Jeff Buckley's performance of "Hallelujah" may be my favorite song of all time. The song was originally sung by folkie Leonard Cohen, but like Luther Vandross did with myriad songs, Buckley took it, "put his stank on it" and now he owns it. Several artists that I admire have covered "Hallelujah"--k.d. lang, Brandi Carlile--and their efforts are nice. I even have a "Hallelujah" playlist on my iPod. But no one captures the beauty and the raw pain of love like Buckley does in his version. Hear it. (You Tube will not allow embedding, but please follow the link. It is well worth it.)

I also appreciate the bluesy "Lover, You Should Have Come Over" from "Grace."

"...all my blood for a kiss upon her shoulder." Beautiful. Poetic. Jeff Buckley can make you cry like no one else.

This week, I downloaded Buckley's second album, "Sketches for My Sweetheart the Drunk," and discovered "Everybody Here Wants You." Here is Buckley the chameleon--not operatic or rock and roll, but soulful, laying back in the cut of a groove. Again, follow the link to hear it.

Of course, by the time "Sketches for my Sweetheart..." (his second album) was released, Jeff Buckley was gone:

On the evening of May 29, 1997, Buckley's band flew in intending to join him in his Memphis studio to work on the newly written material. That same evening, Buckley went swimming in Wolf River Harbor,[94] a slackwater channel of the Mississippi River, while wearing boots, all of his clothing, and singing the chorus of the song "Whole Lotta Love" by Led Zeppelin.[95] A roadie of Buckley's band, Keith Foti, remained ashore. After moving the radio and a guitar out of reach of the wake from a passing tugboat, Foti looked up to see that Buckley was gone. Despite a determined rescue effort that night, Buckley remained missing. On June 4, his body was spotted by a tourist on a riverboat and was brought ashore.[95]
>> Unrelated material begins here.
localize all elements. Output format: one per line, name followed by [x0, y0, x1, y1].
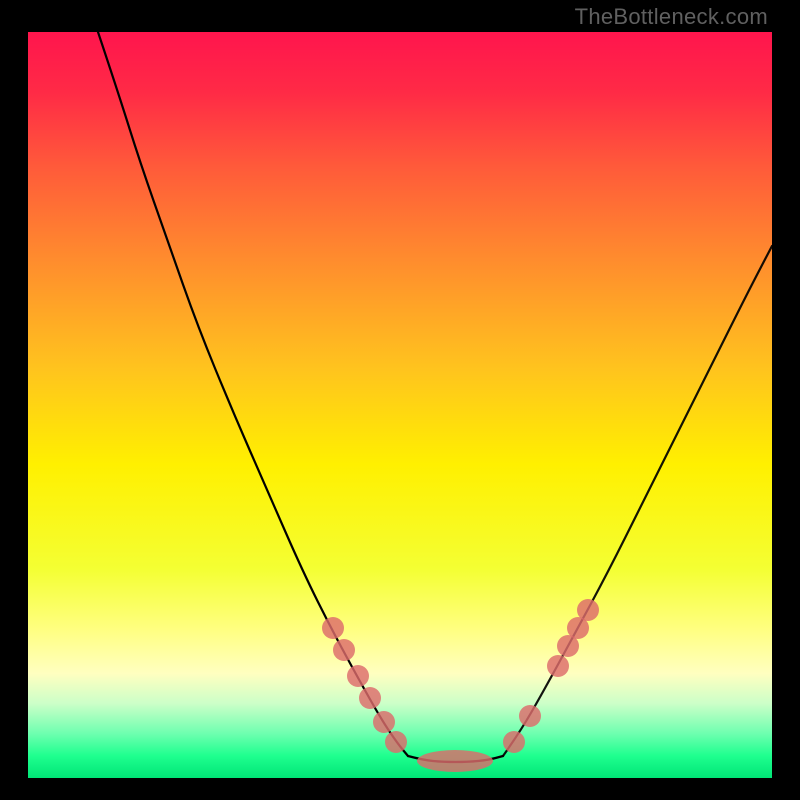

The autopsy to clarify the cause of Buckley's death confirmed Buckley had taken no illegal drugs before his swim and a drug overdose was therefore ruled out as cause of death.[96] In order to clarify the situation of his death, this statement was released from the Buckley estate:

Jeff Buckley's death was not "mysterious," related to drugs, alcohol, or suicide. We have a police report, a medical examiner's report, and an eye witness to prove that it was an accidental drowning, and that Mr. Buckley was in a good frame of mind prior to the accident.[97]
Sometimes, I hear a song after being apart from it for a time and I fall in love with it again like one might an old paramour. I remember the rhythms and choruses and breakdowns that first won me over, and I remember where I was in my life when the particular song was playing. I'm re-discovering the work of Michael Jackson and Jeff Buckley this week--pop and pathos (How GenX of me.). Both men exited this mortal coil way too soon, but they live on in the soundtrack to my life.